"[11] A man,
therefore, may be an evolutionist, without being a Darwinian. It should
be mentioned that Mr. Henslow expressly excludes man, both as to body
and soul, from the law of evolution.
Nor is the theory of natural selection the vital principle of Mr.
Darwin's theory, unless the word natural be taken in a sense
antithetical to supernatural. In the historical sketch just referred to,
Mr. Darwin not only says that he had been anticipated in teaching the
doctrine of Evolution by Lamarck and the author of the "Vestiges of
Creation;" but that the theory of natural selection, as the means of
accounting for evolution, was not original with him. He tells us that as
early as 1813, Dr. W. C. Wells "distinctly recognizes the principle of
natural selection;" and that Mr.
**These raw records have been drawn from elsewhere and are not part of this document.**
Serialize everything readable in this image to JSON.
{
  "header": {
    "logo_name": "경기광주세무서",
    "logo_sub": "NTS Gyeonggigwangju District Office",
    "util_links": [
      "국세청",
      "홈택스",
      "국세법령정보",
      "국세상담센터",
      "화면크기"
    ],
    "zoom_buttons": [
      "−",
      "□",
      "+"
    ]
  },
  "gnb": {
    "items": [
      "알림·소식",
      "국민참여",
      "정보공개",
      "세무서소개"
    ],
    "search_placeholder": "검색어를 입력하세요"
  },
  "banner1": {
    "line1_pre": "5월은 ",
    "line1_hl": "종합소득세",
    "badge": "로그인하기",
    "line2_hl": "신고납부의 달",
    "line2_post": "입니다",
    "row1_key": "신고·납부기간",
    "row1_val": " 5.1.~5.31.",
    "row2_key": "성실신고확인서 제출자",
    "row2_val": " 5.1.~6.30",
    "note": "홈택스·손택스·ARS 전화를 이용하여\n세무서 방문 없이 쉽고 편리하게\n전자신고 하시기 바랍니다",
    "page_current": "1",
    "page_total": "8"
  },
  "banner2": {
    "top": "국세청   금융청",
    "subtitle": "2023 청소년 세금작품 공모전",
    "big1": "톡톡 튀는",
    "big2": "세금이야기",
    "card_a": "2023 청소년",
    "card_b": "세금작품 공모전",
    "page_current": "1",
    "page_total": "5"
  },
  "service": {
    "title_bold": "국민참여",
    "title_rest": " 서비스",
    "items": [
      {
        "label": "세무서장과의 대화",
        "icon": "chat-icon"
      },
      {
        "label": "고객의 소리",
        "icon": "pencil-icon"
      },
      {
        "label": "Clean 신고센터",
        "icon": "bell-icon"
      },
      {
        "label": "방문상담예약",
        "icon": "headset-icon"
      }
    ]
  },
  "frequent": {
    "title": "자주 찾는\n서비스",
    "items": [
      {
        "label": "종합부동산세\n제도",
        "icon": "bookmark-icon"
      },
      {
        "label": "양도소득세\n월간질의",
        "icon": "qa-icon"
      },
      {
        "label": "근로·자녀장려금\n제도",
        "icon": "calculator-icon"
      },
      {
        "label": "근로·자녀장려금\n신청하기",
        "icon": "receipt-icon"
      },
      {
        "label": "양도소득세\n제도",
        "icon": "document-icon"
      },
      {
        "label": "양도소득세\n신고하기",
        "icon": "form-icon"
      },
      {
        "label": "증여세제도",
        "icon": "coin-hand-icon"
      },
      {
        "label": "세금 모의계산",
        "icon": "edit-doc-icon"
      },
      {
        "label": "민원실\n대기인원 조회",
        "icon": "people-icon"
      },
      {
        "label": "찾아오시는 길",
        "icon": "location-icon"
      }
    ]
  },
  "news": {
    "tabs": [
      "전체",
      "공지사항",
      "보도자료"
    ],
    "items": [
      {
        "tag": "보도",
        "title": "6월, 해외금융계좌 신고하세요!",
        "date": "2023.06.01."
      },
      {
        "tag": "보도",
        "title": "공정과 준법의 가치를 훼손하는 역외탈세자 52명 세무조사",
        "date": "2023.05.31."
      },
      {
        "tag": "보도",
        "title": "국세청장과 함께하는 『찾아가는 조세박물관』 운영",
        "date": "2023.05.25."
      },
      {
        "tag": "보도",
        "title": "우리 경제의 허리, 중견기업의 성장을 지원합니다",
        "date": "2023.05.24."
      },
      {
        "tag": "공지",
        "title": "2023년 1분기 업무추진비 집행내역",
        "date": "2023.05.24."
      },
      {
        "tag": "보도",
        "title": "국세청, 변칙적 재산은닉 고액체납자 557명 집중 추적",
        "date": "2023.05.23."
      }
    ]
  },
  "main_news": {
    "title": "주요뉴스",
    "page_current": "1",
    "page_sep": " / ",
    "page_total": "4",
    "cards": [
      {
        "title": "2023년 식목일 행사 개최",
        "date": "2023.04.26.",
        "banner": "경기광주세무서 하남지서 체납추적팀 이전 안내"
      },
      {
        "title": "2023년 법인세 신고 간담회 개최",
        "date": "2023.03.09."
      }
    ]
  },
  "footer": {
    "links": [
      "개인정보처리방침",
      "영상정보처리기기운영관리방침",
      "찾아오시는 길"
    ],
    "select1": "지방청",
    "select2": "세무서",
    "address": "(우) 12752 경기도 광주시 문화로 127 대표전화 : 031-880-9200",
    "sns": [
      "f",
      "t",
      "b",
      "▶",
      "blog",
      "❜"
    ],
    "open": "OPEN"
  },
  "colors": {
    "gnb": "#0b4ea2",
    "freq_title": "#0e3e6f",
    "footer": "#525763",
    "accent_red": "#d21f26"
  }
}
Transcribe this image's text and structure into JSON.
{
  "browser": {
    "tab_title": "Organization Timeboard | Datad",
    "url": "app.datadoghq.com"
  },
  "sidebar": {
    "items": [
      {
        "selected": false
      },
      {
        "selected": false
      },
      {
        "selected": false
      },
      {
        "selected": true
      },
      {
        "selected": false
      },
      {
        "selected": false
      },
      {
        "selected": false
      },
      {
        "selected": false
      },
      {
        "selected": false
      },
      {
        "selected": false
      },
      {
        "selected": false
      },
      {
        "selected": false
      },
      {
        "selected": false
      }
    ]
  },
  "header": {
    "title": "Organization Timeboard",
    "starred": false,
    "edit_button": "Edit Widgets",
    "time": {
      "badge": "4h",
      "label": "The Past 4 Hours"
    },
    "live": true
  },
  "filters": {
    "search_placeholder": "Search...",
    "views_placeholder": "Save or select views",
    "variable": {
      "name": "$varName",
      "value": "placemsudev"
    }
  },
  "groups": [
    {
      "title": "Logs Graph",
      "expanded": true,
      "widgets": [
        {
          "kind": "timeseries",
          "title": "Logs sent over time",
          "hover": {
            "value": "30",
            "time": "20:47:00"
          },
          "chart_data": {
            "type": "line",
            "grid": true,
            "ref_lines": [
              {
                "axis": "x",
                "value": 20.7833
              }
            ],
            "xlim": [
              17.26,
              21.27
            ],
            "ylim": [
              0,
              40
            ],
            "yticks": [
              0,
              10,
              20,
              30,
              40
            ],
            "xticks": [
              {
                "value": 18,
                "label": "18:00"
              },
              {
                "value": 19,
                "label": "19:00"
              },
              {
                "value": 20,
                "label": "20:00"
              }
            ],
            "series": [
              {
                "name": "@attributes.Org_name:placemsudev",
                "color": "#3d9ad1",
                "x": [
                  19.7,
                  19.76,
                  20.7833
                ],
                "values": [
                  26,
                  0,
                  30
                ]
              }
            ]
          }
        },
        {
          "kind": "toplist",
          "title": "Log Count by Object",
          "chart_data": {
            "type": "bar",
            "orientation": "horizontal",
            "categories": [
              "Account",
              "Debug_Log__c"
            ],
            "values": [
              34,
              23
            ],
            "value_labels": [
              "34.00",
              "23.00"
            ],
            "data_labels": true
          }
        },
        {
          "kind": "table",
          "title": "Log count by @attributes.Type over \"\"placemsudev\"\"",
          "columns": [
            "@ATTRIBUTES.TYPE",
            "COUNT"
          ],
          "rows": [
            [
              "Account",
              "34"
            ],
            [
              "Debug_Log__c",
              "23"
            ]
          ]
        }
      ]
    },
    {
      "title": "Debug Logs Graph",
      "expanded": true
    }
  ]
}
Patrick Matthew, in 1831, "gives
precisely the same view of the origin of species as that propounded by
Mr. Wallace and myself." Ideas are like seed: they are often cast forth,
and not finding a congenial soil produce no fruit. To Mr. Darwin is
undoubtedly due the elaboration and thoroughly scientific defence of the
theory of natural selection, and to him is to be referred the deep and
widespread interest which it has excited.
FOOTNOTES:
[8] _Gott und die Natur_. Von D. Hermann Ulrici. Zweite Auflage.
Leipzig, 1866, p. 394.
[9] _The Theory of Evolution of Living Things and the Application of the
Principles of Evolution to Religion_.